“You hardly understand, Bride. Your father will have to nominate a member at this election, though probably for the last time. The abuse is yet unredressed, and cannot be redressed till honest men who love their country combine to blot it out. I wish to have the honour and privilege of being among that number; and I am your father’s next of kin, and the man it would be most natural for him to appoint. It lies here; he must either give it to a man who would fight against the good cause, though he would accept the seat without a qualm, or it must go to one like myself, who, recognising the thing as a manifest outrage upon constitutional representation, yet for this last time would take advantage of a pernicious system in order to hurl it down for ever more. I hold that mine is the right position to hold. If I were to stand aside for a man who would take the seat and strive to hold back the cause of reform, I should be a traitor to the cause and to my country. I ought not to stand idly by without striving to win it for myself.”
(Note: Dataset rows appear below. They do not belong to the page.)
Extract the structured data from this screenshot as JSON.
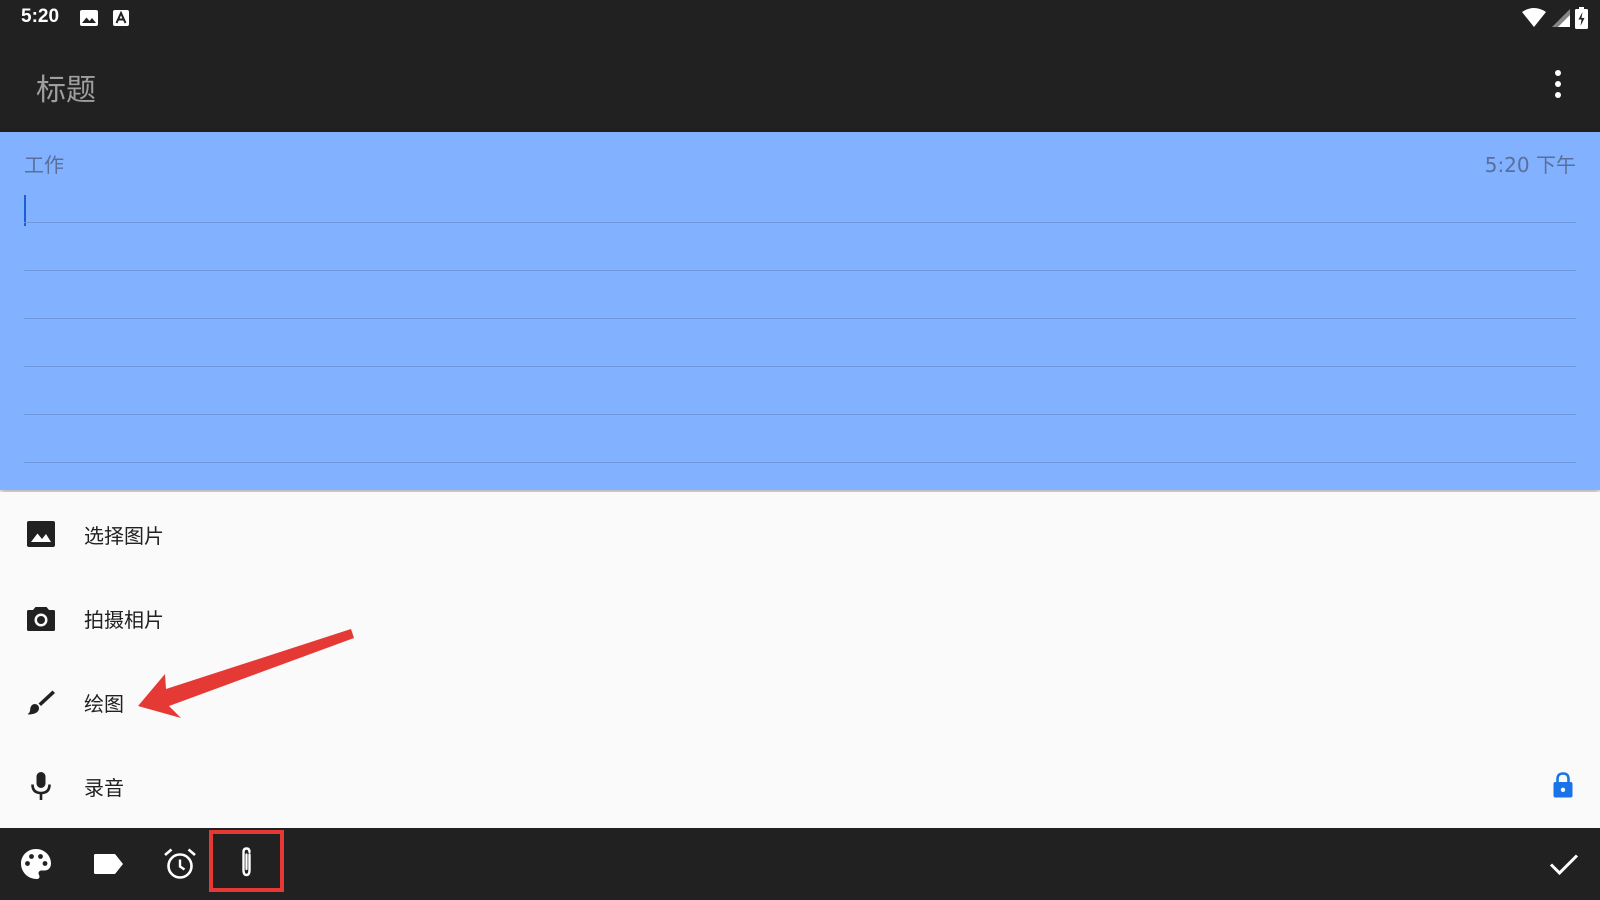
{
  "status_bar": {
    "time": "5:20",
    "notification_icons": [
      "image-icon",
      "font-a-icon"
    ],
    "system_icons": [
      "wifi-icon",
      "signal-icon",
      "battery-charging-icon"
    ]
  },
  "toolbar": {
    "title": "标题",
    "menu_icon": "more-vert-icon"
  },
  "note": {
    "category": "工作",
    "timestamp": "5:20 下午",
    "content": "",
    "background_color": "#82b1ff"
  },
  "attach_sheet": {
    "items": [
      {
        "label": "选择图片",
        "icon": "image-icon"
      },
      {
        "label": "拍摄相片",
        "icon": "camera-icon"
      },
      {
        "label": "绘图",
        "icon": "brush-icon"
      },
      {
        "label": "录音",
        "icon": "mic-icon",
        "locked": true
      }
    ],
    "lock_color": "#1a73e8"
  },
  "bottom_bar": {
    "actions": [
      "palette-icon",
      "label-icon",
      "alarm-icon",
      "attach-icon"
    ],
    "highlighted_action": "attach-icon",
    "confirm_icon": "check-icon"
  },
  "annotation": {
    "arrow_color": "#e53935",
    "highlight_color": "#e53935"
  }
}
She made no reply; but her silence was not the silence of assent, and he knew it. He took one or two turns upon the terrace and then said—

“Why do you always try to take the heart out of me, Bride? I never speak with you, but it is always the same old story. You look like one of God’s angels from heaven; you talk like a veritable saint upon earth; and yet you stand there as it were opposed to every effort to raise and bless and benefit humanity—a champion for what is tyrannous and oppressive and hateful!”

It was not often that Eustace was carried away by his ardour in this fashion; but the excitement through which he had recently been passing had somewhat shaken and unnerved him. Bride looked away from him and out over the sea with one of those intense gazes of hers which calmed him better than any words could have done. He came up and took her hand, which she did not withdraw from his clasp.
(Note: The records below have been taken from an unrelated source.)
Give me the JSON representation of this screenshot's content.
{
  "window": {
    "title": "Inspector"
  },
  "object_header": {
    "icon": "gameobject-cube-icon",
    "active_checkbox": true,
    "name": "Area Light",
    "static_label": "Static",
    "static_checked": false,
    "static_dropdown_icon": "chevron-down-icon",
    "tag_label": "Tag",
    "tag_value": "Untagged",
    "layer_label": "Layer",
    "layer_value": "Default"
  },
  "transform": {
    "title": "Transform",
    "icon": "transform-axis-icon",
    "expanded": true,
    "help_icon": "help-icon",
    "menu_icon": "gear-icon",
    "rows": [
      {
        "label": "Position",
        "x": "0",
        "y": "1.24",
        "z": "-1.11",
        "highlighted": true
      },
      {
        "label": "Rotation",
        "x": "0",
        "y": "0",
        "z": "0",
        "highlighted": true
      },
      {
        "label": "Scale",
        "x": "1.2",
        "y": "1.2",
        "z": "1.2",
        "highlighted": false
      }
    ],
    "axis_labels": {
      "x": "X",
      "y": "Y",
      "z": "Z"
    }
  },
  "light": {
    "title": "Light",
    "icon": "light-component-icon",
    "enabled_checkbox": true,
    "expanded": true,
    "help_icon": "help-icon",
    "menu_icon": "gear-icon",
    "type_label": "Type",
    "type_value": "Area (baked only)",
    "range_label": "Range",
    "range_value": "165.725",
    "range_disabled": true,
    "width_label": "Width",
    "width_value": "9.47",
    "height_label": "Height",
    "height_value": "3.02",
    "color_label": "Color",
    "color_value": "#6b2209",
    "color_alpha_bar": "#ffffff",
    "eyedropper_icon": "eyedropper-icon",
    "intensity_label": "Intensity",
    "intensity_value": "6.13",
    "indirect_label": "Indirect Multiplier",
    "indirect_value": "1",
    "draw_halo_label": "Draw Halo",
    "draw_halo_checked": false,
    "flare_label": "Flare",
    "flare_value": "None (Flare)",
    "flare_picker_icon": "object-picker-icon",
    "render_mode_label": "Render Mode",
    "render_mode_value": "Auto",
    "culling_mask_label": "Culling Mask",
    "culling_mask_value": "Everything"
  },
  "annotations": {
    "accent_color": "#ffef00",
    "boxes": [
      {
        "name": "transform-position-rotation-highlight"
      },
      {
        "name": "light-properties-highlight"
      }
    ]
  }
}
“Forgive me,” he said; “I spoke like a brute. I did not know what I was saying. But, O Bride! why will not you and such as you help us? Why will you stand aloof with pitying scorn when the world and humanity are crying aloud for your sympathy and help?”

“Not scorn,” answered Bride gently, “not scorn; but pity—yes. I often do feel pity for you, Eustace, because I know that you will be so bitterly disappointed. You want to make men better and happier and more prosperous; and more prosperous you may make them by improved legislation. Many will be content when that is done, but you will not. Your aim goes higher. You want to see them raised out of their degradation—to see them ennobled and made truly better. And you will be so bitterly disappointed! I know you will; and I pity you often from the bottom of my heart; but indeed I do not scorn you. I know you—and—love you far too much for that.”
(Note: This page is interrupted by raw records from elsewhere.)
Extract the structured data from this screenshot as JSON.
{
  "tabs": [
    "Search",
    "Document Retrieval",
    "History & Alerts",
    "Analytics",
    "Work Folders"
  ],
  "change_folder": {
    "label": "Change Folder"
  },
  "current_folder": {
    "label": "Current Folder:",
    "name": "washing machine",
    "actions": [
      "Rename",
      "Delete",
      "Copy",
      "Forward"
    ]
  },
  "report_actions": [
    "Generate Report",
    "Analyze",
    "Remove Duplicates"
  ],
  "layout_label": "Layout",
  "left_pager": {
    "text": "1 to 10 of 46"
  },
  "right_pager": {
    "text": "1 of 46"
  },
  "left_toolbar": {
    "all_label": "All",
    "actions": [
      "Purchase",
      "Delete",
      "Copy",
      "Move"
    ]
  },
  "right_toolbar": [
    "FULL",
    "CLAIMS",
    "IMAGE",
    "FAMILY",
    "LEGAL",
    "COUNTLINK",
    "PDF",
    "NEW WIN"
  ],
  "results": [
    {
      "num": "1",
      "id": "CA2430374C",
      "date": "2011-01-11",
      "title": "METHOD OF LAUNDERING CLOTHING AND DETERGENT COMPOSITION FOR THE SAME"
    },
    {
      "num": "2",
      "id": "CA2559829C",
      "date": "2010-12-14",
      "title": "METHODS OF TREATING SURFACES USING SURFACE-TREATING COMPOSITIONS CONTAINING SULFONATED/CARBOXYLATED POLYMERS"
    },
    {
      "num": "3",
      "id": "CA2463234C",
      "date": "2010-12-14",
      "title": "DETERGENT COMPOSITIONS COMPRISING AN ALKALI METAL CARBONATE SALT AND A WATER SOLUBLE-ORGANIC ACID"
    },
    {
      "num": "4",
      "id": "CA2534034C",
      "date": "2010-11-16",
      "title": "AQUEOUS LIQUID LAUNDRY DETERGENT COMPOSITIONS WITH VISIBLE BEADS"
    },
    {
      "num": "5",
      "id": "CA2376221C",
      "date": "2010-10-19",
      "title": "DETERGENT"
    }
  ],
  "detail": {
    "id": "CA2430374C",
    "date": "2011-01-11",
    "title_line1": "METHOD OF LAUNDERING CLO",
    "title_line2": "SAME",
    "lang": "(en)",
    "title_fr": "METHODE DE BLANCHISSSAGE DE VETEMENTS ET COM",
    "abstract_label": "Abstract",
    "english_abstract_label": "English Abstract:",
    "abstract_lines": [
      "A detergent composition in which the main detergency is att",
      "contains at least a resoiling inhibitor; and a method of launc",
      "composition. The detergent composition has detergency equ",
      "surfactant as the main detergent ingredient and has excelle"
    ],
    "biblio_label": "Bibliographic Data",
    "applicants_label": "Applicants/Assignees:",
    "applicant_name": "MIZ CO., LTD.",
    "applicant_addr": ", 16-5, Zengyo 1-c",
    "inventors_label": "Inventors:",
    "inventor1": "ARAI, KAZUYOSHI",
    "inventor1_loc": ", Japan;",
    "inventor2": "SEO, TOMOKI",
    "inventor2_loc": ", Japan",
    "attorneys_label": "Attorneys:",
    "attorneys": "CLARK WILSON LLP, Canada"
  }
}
She spoke with quiet fearlessness, and used the word in an impersonal sense that Eustace could not misunderstand. He bent forward and lifted the hand he held to his lips, and she did not shrink away, for it was not the action of a lover, and she felt it and was not afraid. Nor was the salute in itself altogether obsolete in those days, though growing rarer and rarer.

“You shall teach me the knowledge in which I am lacking,” he said ardently; but she slightly shook her head.

“I am afraid not, Eustace; I am afraid the task would be too hard. You cannot see with my eyes, nor I with yours. You think all the way through that the end justifies the means. I hold that no lasting good can be, or ever has been done when unworthy and time-serving means have been employed. A man must be pure in heart before he can successfully fight the good fight against evil.”

“You mean that I must give up hoping to sit in Parliament?” said Eustace hotly, unable to help applying the doctrine to the matter most near his heart.